Wading Through the cPanel


When I started this class and bought some additional commodity web-hosting one of my projects was to redirect the content from a previous now-defunct mp3 blog/podcast — gentletyrants.com.  That site was an experiment for my 26 year old self who was obsessed with indie-music and hipsterdom and at the time mp3 blogging seemed to be where it was at.  Anyway, when I bought robnyland.com I wanted to move my hosting from GoDaddy over here to Bluehost so I enlisted the help of my friend Bryant, who happens to be a web developer over at Amazon.

In the course of that set up, Bryant took me through a lot of things, many of which I knew before.  Changing nameservers seemed easy enough, and creating new SQL databases wasn’t too bad, but then he started getting into blogging redirects and pulling out some crazy coding language that I didn’t even know existed.  We spent the next few days over trying to fix various problems on my blog via email — and for most of those days — I had no idea what was going on!  And I consider myself to be pretty savvy with media and such.

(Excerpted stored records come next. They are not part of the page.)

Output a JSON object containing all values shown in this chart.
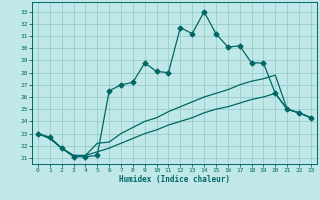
{
  "xlabel": "Humidex (Indice chaleur)",
  "bg_color": "#c0e8e8",
  "grid_color": "#98cccc",
  "line_color": "#006666",
  "xlim": [
    -0.5,
    23.5
  ],
  "ylim": [
    20.5,
    33.8
  ],
  "xticks": [
    0,
    1,
    2,
    3,
    4,
    5,
    6,
    7,
    8,
    9,
    10,
    11,
    12,
    13,
    14,
    15,
    16,
    17,
    18,
    19,
    20,
    21,
    22,
    23
  ],
  "yticks": [
    21,
    22,
    23,
    24,
    25,
    26,
    27,
    28,
    29,
    30,
    31,
    32,
    33
  ],
  "s1_x": [
    0,
    1,
    2,
    3,
    4,
    5,
    6,
    7,
    8,
    9,
    10,
    11,
    12,
    13,
    14,
    15,
    16,
    17,
    18,
    19,
    20,
    21,
    22,
    23
  ],
  "s1_y": [
    23.0,
    22.7,
    21.8,
    21.1,
    21.1,
    21.2,
    26.5,
    27.0,
    27.2,
    28.8,
    28.1,
    28.0,
    31.7,
    31.2,
    33.0,
    31.2,
    30.1,
    30.2,
    28.8,
    28.8,
    26.3,
    25.0,
    24.7,
    24.3
  ],
  "s2_x": [
    0,
    1,
    2,
    3,
    4,
    5,
    6,
    7,
    8,
    9,
    10,
    11,
    12,
    13,
    14,
    15,
    16,
    17,
    18,
    19,
    20,
    21,
    22,
    23
  ],
  "s2_y": [
    23.0,
    22.6,
    21.8,
    21.2,
    21.2,
    22.2,
    22.3,
    23.0,
    23.5,
    24.0,
    24.3,
    24.8,
    25.2,
    25.6,
    26.0,
    26.3,
    26.6,
    27.0,
    27.3,
    27.5,
    27.8,
    25.0,
    24.7,
    24.3
  ],
  "s3_x": [
    0,
    1,
    2,
    3,
    4,
    5,
    6,
    7,
    8,
    9,
    10,
    11,
    12,
    13,
    14,
    15,
    16,
    17,
    18,
    19,
    20,
    21,
    22,
    23
  ],
  "s3_y": [
    23.0,
    22.6,
    21.8,
    21.2,
    21.2,
    21.5,
    21.8,
    22.2,
    22.6,
    23.0,
    23.3,
    23.7,
    24.0,
    24.3,
    24.7,
    25.0,
    25.2,
    25.5,
    25.8,
    26.0,
    26.3,
    25.0,
    24.7,
    24.3
  ]
}
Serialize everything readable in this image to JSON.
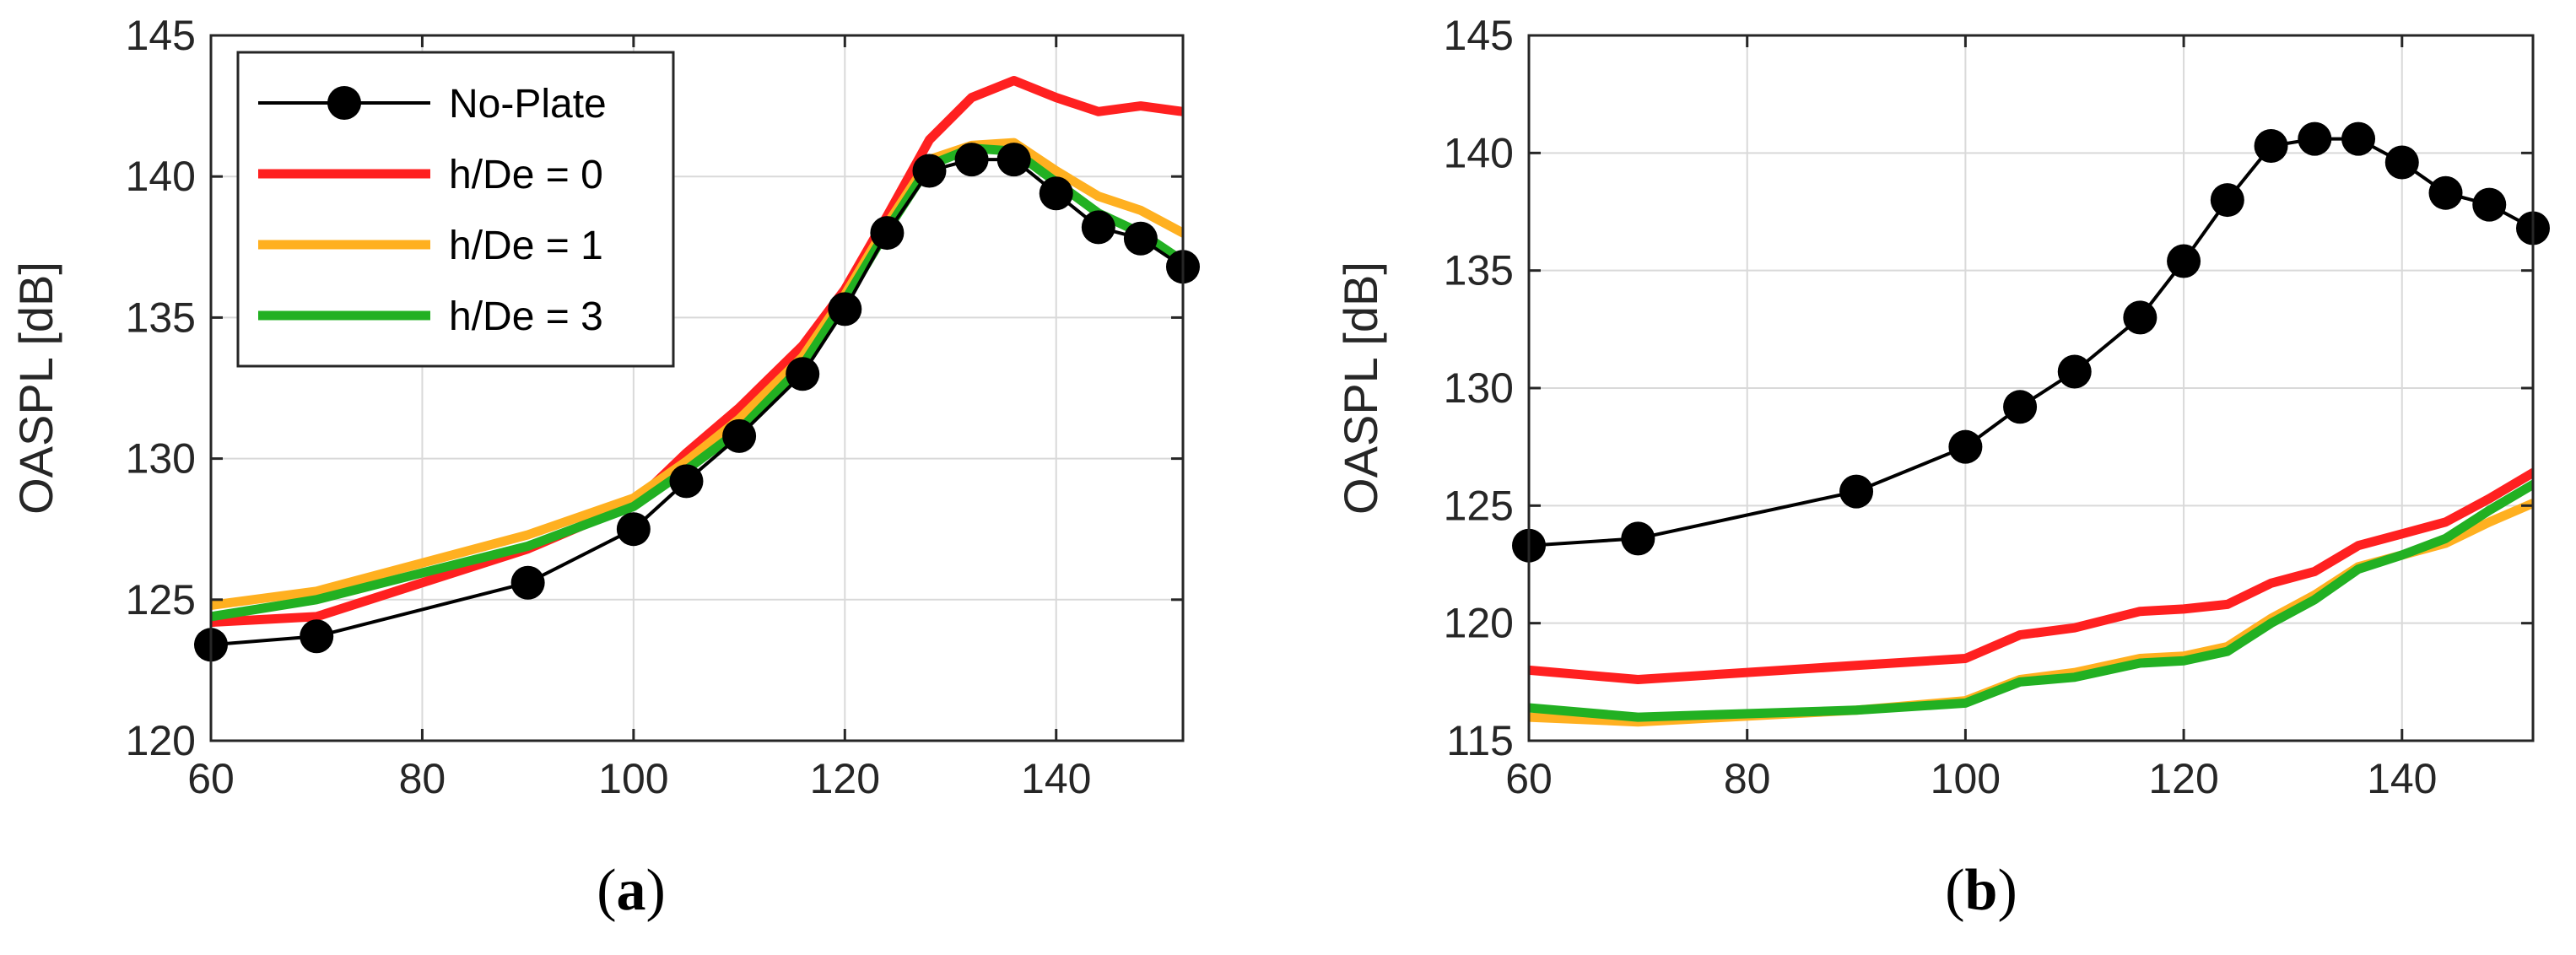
{
  "colors": {
    "no_plate": "#000000",
    "h0": "#ff2020",
    "h1": "#ffb020",
    "h3": "#22b022",
    "grid": "#d9d9d9",
    "axis": "#262626"
  },
  "chart_data": [
    {
      "type": "line",
      "caption": {
        "open": "(",
        "letter": "a",
        "close": ")"
      },
      "title": "",
      "xlabel": "",
      "ylabel": "OASPL [dB]",
      "xlim": [
        60,
        152
      ],
      "ylim": [
        120,
        145
      ],
      "xticks": [
        60,
        80,
        100,
        120,
        140
      ],
      "yticks": [
        120,
        125,
        130,
        135,
        140,
        145
      ],
      "xtick_labels": [
        "60",
        "80",
        "100",
        "120",
        "140"
      ],
      "ytick_labels": [
        "120",
        "125",
        "130",
        "135",
        "140",
        "145"
      ],
      "grid": true,
      "legend": {
        "position": "top-left",
        "entries": [
          "No-Plate",
          "h/De = 0",
          "h/De = 1",
          "h/De = 3"
        ]
      },
      "series": [
        {
          "name": "No-Plate",
          "color_key": "no_plate",
          "markers": true,
          "x": [
            60,
            70,
            90,
            100,
            105,
            110,
            116,
            120,
            124,
            128,
            132,
            136,
            140,
            144,
            148,
            152
          ],
          "y": [
            123.4,
            123.7,
            125.6,
            127.5,
            129.2,
            130.8,
            133.0,
            135.3,
            138.0,
            140.2,
            140.6,
            140.6,
            139.4,
            138.2,
            137.8,
            136.8
          ]
        },
        {
          "name": "h/De = 0",
          "color_key": "h0",
          "markers": false,
          "x": [
            60,
            70,
            90,
            100,
            105,
            110,
            116,
            120,
            124,
            128,
            132,
            136,
            140,
            144,
            148,
            152
          ],
          "y": [
            124.2,
            124.4,
            126.8,
            128.4,
            130.2,
            131.8,
            134.0,
            136.0,
            138.6,
            141.3,
            142.8,
            143.4,
            142.8,
            142.3,
            142.5,
            142.3
          ]
        },
        {
          "name": "h/De = 1",
          "color_key": "h1",
          "markers": false,
          "x": [
            60,
            70,
            90,
            100,
            105,
            110,
            116,
            120,
            124,
            128,
            132,
            136,
            140,
            144,
            148,
            152
          ],
          "y": [
            124.8,
            125.3,
            127.3,
            128.6,
            129.9,
            131.4,
            133.6,
            135.8,
            138.3,
            140.6,
            141.1,
            141.2,
            140.2,
            139.3,
            138.8,
            138.0
          ]
        },
        {
          "name": "h/De = 3",
          "color_key": "h3",
          "markers": false,
          "x": [
            60,
            70,
            90,
            100,
            105,
            110,
            116,
            120,
            124,
            128,
            132,
            136,
            140,
            144,
            148,
            152
          ],
          "y": [
            124.4,
            125.0,
            126.9,
            128.3,
            129.6,
            131.0,
            133.3,
            135.6,
            138.1,
            140.4,
            141.0,
            140.9,
            139.8,
            138.7,
            138.0,
            137.0
          ]
        }
      ]
    },
    {
      "type": "line",
      "caption": {
        "open": "(",
        "letter": "b",
        "close": ")"
      },
      "title": "",
      "xlabel": "",
      "ylabel": "OASPL [dB]",
      "xlim": [
        60,
        152
      ],
      "ylim": [
        115,
        145
      ],
      "xticks": [
        60,
        80,
        100,
        120,
        140
      ],
      "yticks": [
        115,
        120,
        125,
        130,
        135,
        140,
        145
      ],
      "xtick_labels": [
        "60",
        "80",
        "100",
        "120",
        "140"
      ],
      "ytick_labels": [
        "115",
        "120",
        "125",
        "130",
        "135",
        "140",
        "145"
      ],
      "grid": true,
      "legend": null,
      "series": [
        {
          "name": "No-Plate",
          "color_key": "no_plate",
          "markers": true,
          "x": [
            60,
            70,
            90,
            100,
            105,
            110,
            116,
            120,
            124,
            128,
            132,
            136,
            140,
            144,
            148,
            152
          ],
          "y": [
            123.3,
            123.6,
            125.6,
            127.5,
            129.2,
            130.7,
            133.0,
            135.4,
            138.0,
            140.3,
            140.6,
            140.6,
            139.6,
            138.3,
            137.8,
            136.8
          ]
        },
        {
          "name": "h/De = 0",
          "color_key": "h0",
          "markers": false,
          "x": [
            60,
            70,
            90,
            100,
            105,
            110,
            116,
            120,
            124,
            128,
            132,
            136,
            140,
            144,
            148,
            152
          ],
          "y": [
            118.0,
            117.6,
            118.2,
            118.5,
            119.5,
            119.8,
            120.5,
            120.6,
            120.8,
            121.7,
            122.2,
            123.3,
            123.8,
            124.3,
            125.3,
            126.4
          ]
        },
        {
          "name": "h/De = 1",
          "color_key": "h1",
          "markers": false,
          "x": [
            60,
            70,
            90,
            100,
            105,
            110,
            116,
            120,
            124,
            128,
            132,
            136,
            140,
            144,
            148,
            152
          ],
          "y": [
            116.0,
            115.8,
            116.3,
            116.7,
            117.6,
            117.9,
            118.5,
            118.6,
            119.0,
            120.2,
            121.2,
            122.4,
            122.9,
            123.4,
            124.3,
            125.1
          ]
        },
        {
          "name": "h/De = 3",
          "color_key": "h3",
          "markers": false,
          "x": [
            60,
            70,
            90,
            100,
            105,
            110,
            116,
            120,
            124,
            128,
            132,
            136,
            140,
            144,
            148,
            152
          ],
          "y": [
            116.4,
            116.0,
            116.3,
            116.6,
            117.5,
            117.7,
            118.3,
            118.4,
            118.8,
            120.0,
            121.0,
            122.3,
            122.9,
            123.6,
            124.8,
            125.9
          ]
        }
      ]
    }
  ]
}
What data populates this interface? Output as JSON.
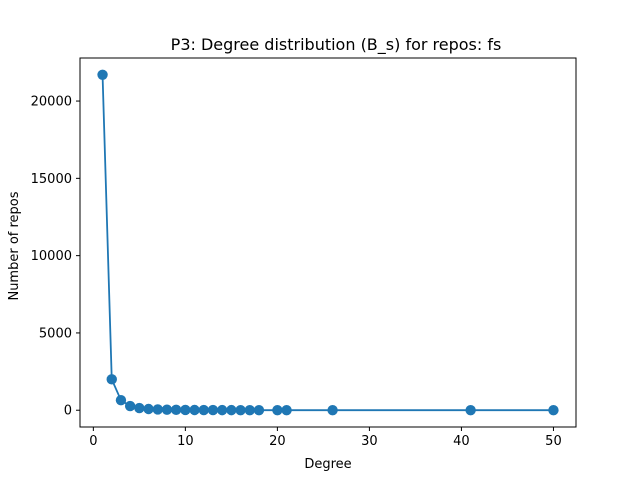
{
  "chart_data": {
    "type": "line",
    "title": "P3: Degree distribution (B_s) for repos: fs",
    "xlabel": "Degree",
    "ylabel": "Number of repos",
    "xlim": [
      -1.45,
      52.45
    ],
    "ylim": [
      -1085,
      22785
    ],
    "xticks": [
      0,
      10,
      20,
      30,
      40,
      50
    ],
    "yticks": [
      0,
      5000,
      10000,
      15000,
      20000
    ],
    "grid": false,
    "legend": false,
    "series": [
      {
        "color": "#1f77b4",
        "marker": "circle",
        "points": [
          {
            "x": 1,
            "y": 21700
          },
          {
            "x": 2,
            "y": 2000
          },
          {
            "x": 3,
            "y": 650
          },
          {
            "x": 4,
            "y": 270
          },
          {
            "x": 5,
            "y": 140
          },
          {
            "x": 6,
            "y": 80
          },
          {
            "x": 7,
            "y": 50
          },
          {
            "x": 8,
            "y": 35
          },
          {
            "x": 9,
            "y": 25
          },
          {
            "x": 10,
            "y": 18
          },
          {
            "x": 11,
            "y": 14
          },
          {
            "x": 12,
            "y": 11
          },
          {
            "x": 13,
            "y": 9
          },
          {
            "x": 14,
            "y": 7
          },
          {
            "x": 15,
            "y": 6
          },
          {
            "x": 16,
            "y": 5
          },
          {
            "x": 17,
            "y": 4
          },
          {
            "x": 18,
            "y": 3
          },
          {
            "x": 20,
            "y": 3
          },
          {
            "x": 21,
            "y": 2
          },
          {
            "x": 26,
            "y": 1
          },
          {
            "x": 41,
            "y": 1
          },
          {
            "x": 50,
            "y": 1
          }
        ]
      }
    ]
  }
}
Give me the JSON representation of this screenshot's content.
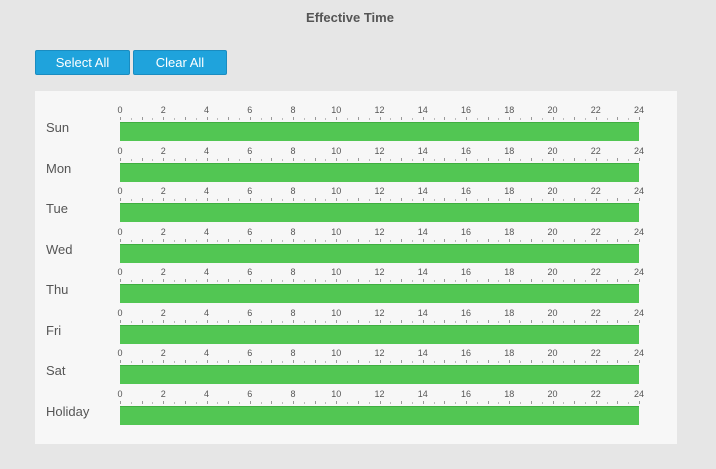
{
  "header": {
    "title": "Effective Time"
  },
  "toolbar": {
    "select_all_label": "Select All",
    "clear_all_label": "Clear All"
  },
  "schedule": {
    "hour_labels": [
      "0",
      "2",
      "4",
      "6",
      "8",
      "10",
      "12",
      "14",
      "16",
      "18",
      "20",
      "22",
      "24"
    ],
    "days": [
      {
        "label": "Sun",
        "active_from_hour": 0,
        "active_to_hour": 24
      },
      {
        "label": "Mon",
        "active_from_hour": 0,
        "active_to_hour": 24
      },
      {
        "label": "Tue",
        "active_from_hour": 0,
        "active_to_hour": 24
      },
      {
        "label": "Wed",
        "active_from_hour": 0,
        "active_to_hour": 24
      },
      {
        "label": "Thu",
        "active_from_hour": 0,
        "active_to_hour": 24
      },
      {
        "label": "Fri",
        "active_from_hour": 0,
        "active_to_hour": 24
      },
      {
        "label": "Sat",
        "active_from_hour": 0,
        "active_to_hour": 24
      },
      {
        "label": "Holiday",
        "active_from_hour": 0,
        "active_to_hour": 24
      }
    ]
  },
  "colors": {
    "accent": "#1fa3dc",
    "active_bar": "#52c653",
    "panel_background": "#f7f7f7",
    "page_background": "#e6e6e6"
  }
}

After listening to Gardner’s talk “No more digital facelifts”, I kept thinking about my own students and whether or not they would be able to navigate the world of commodity web hosting.  Sure the cpanel makes it easy for me to install my own blog and automatically set up a SQL database, but what happens when something goes wrong?  What happens when a student wants to create a redirect?  I don’t think that my students would be able to wade through all of that information.

My student population tends to take the easiest path given — and maybe that is true of all students these day (or maybe I am just a pessimist).  But if I gave this same requirement to my students, I am afraid that there wouldn’t be a lot of exploration.  There would be a simplescript installation of a wordpress blog and my students would be content with that.  In the past I have given students an assignment to keep a blog through tumblr during the quarter, and while I want to think that this is an opportunity for my students to explore their digital identity most of the time I find my students simply content to leave their blog with the default blue tumblr theme — with the blog title of “Untitled”, and once the class ends they no longer update those blogs and the blogs drift off into the blog graveyard, filled with ambitious grandmothers and viagra spam blogs.

So I guess my question is, how can we change this attitude?  Do we need to start earlier?  Do we need to begin teaching our students css and html and other scripting languages earlier on.  Or is it something that I need to do?  Do I need to have more faith in my students abilities to explore and construct their own digital identity?  Thoughts?  Suggestions?